Yeah, maybe you bought two jars of Alfredo sauce...but you didn't eat two jars of Alfredo sauce in a single small serving. So you can't really count the cost of two jars of Alfredo sauce in the cost of one meal, and had you ordered the same entree in a restaurant in a single portion, it woudln't have been two jars' worth of Alfredo sauce.
Likewise, I'm not convinced that you ate an entire bag of salad, and entire loaf of garlic bread, an entire package of cheese, an entire bottle of dressing, an entire jar of olives, etc. in one serving. You can't really look at the cost of groceries that should be able to stretch across the preparation of several different meals, and say, "See, it cost more to buy these than it would to buy it in a restaurant." You bought enough groceries to make several meals, so you need to do the math to determine cost per serving or per meal, not just say that your meal cost 30 bucks, because it didn't. And if you did eat all $30 worth of groceries in a single sitting, that would be pretty gross.
Hmm, I could've made the chicken alfredo dinner for four to six people--or two with gluttonous second helpings!--for about $15. With extra Parmesan cheese, which ain't exactly leftovers. (It wouldn't have been Parmegiano Reggiano, but canned sauce doesn't have that either.)

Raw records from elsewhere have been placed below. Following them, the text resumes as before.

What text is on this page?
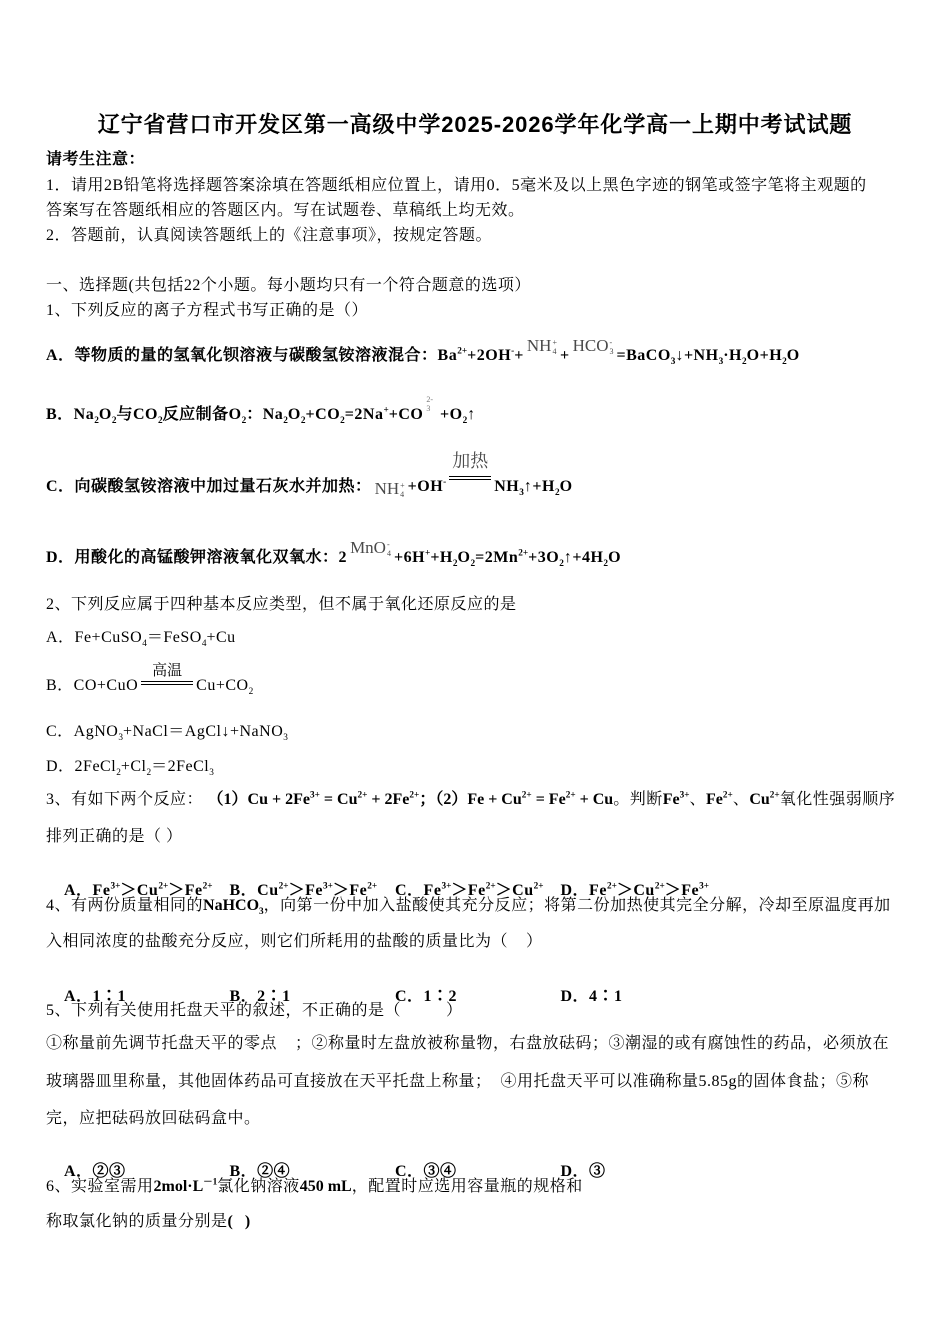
辽宁省营口市开发区第一高级中学2025-2026学年化学高一上期中考试试题
请考生注意：
1．请用2B铅笔将选择题答案涂填在答题纸相应位置上，请用0．5毫米及以上黑色字迹的钢笔或签字笔将主观题的
答案写在答题纸相应的答题区内。写在试题卷、草稿纸上均无效。
2．答题前，认真阅读答题纸上的《注意事项》，按规定答题。
一、选择题(共包括22个小题。每小题均只有一个符合题意的选项）
1、下列反应的离子方程式书写正确的是（）
A．等物质的量的氢氧化钡溶液与碳酸氢铵溶液混合：$Ba^{2+}+2OH^-+NH$ +
4 +HCO -
$3 =BaCO_3↓+NH_3\cdot H_2O+H_2O$
B．$Na_2O_2$与$CO_2$反应制备$O_2$：$Na_2O_2+CO_2=2Na^++CO$
2-
$3 +O_2↑$
C．向碳酸氢铵溶液中加过量石灰水并加热： NH +
4 +OH-
加热
$NH_3↑+H_2O$
D．用酸化的高锰酸钾溶液氧化双氧水：2MnO -
$4 +6H^++H_2O_2=2Mn^{2+}+3O_2↑+4H_2O$
2、下列反应属于四种基本反应类型，但不属于氧化还原反应的是
A．Fe+CuSO$_4$＝FeSO$_4$+Cu
B．CO+CuO
高温
$Cu+CO_2$
C．AgNO$_3$+NaCl＝AgCl↓+NaNO$_3$
D．$2FeCl_2+Cl_2=2FeCl_3$
3、有如下两个反应： $(1)Cu + 2Fe^{3+} = Cu^{2+} + 2Fe^{2+}$；$(2)Fe + Cu^{2+} = Fe^{2+} + Cu$。判断$Fe^{3+}$、$Fe^{2+}$、$Cu^{2+}$氧化性强弱顺序
排列正确的是（ ）

A．$Fe^{3+}>Cu^{2+}>Fe^{2+}$ B．$Cu^{2+}>Fe^{3+}>Fe^{2+}$ C．$Fe^{3+}>Fe^{2+}>Cu^{2+}$ D．$Fe^{2+}>Cu^{2+}>Fe^{3+}$

4、有两份质量相同的NaHCO$_3$，向第一份中加入盐酸使其充分反应；将第二份加热使其完全分解，冷却至原温度再加
入相同浓度的盐酸充分反应，则它们所耗用的盐酸的质量比为（    ）

A．1∶1	B．2∶1	C．1∶2	D．4∶1

5、下列有关使用托盘天平的叙述，不正确的是（          ）
①称量前先调节托盘天平的零点    ；②称量时左盘放被称量物，右盘放砝码；③潮湿的或有腐蚀性的药品，必须放在
玻璃器皿里称量，其他固体药品可直接放在天平托盘上称量；  ④用托盘天平可以准确称量5.85g的固体食盐；⑤称
完，应把砝码放回砝码盒中。

A．②③	B．②④	C．③④	D．③

6、实验室需用$2mol\cdot L^{-1}$氯化钠溶液450 mL，配置时应选用容量瓶的规格和
称取氯化钠的质量分别是(   )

I suppose $15 is what one would pay in a middling restaurant for one person. Then again, second helpings is another benefit, and I don't mind leftovers anyway.
Speedy, I've had the same dilemma as well. I force myself to eat at home now because it's healthier and I've had to adjust the way I make meals because most of the time it's just me.
You can buy family size items and portion them out. Since you don't like leftovers, don't cook everything at once. Actually, I've discovered that a lot of stores now package items in single portions (e.g. chicken breasts in individually wrapped packages, but sold in a larger bag). Veggies are easy because you can cook what you'll eat, and they also now come in single serve frozen packages as well.
I'll admit it does sometimes seem like a waste to cook for just one person, but I keep telling myself I'm better for it in the long run.
I agree that if the OP wants to eat out and has the money for it, then all power to him. (And OP, chicken alfredo is not at all the healthiest thing you can eat, fat, calories, and sodium-wise, so maybe home-cooked, but definitely not healthy. Same with lots of red meat.)
Last night I made a Morrocan-style chicken stew: a pound of chicken breast ($5), a can of chickpeas and a can of diced tomatoes ($1 each), and onion and a zucchini ($1.25 each) and using low sodium chicken broth, tomato paste, garlic, spices, and cous cous that I already had on hand. So for $10, I got four portions of stew with protein and veggies all together. That's how you cook smart for one person.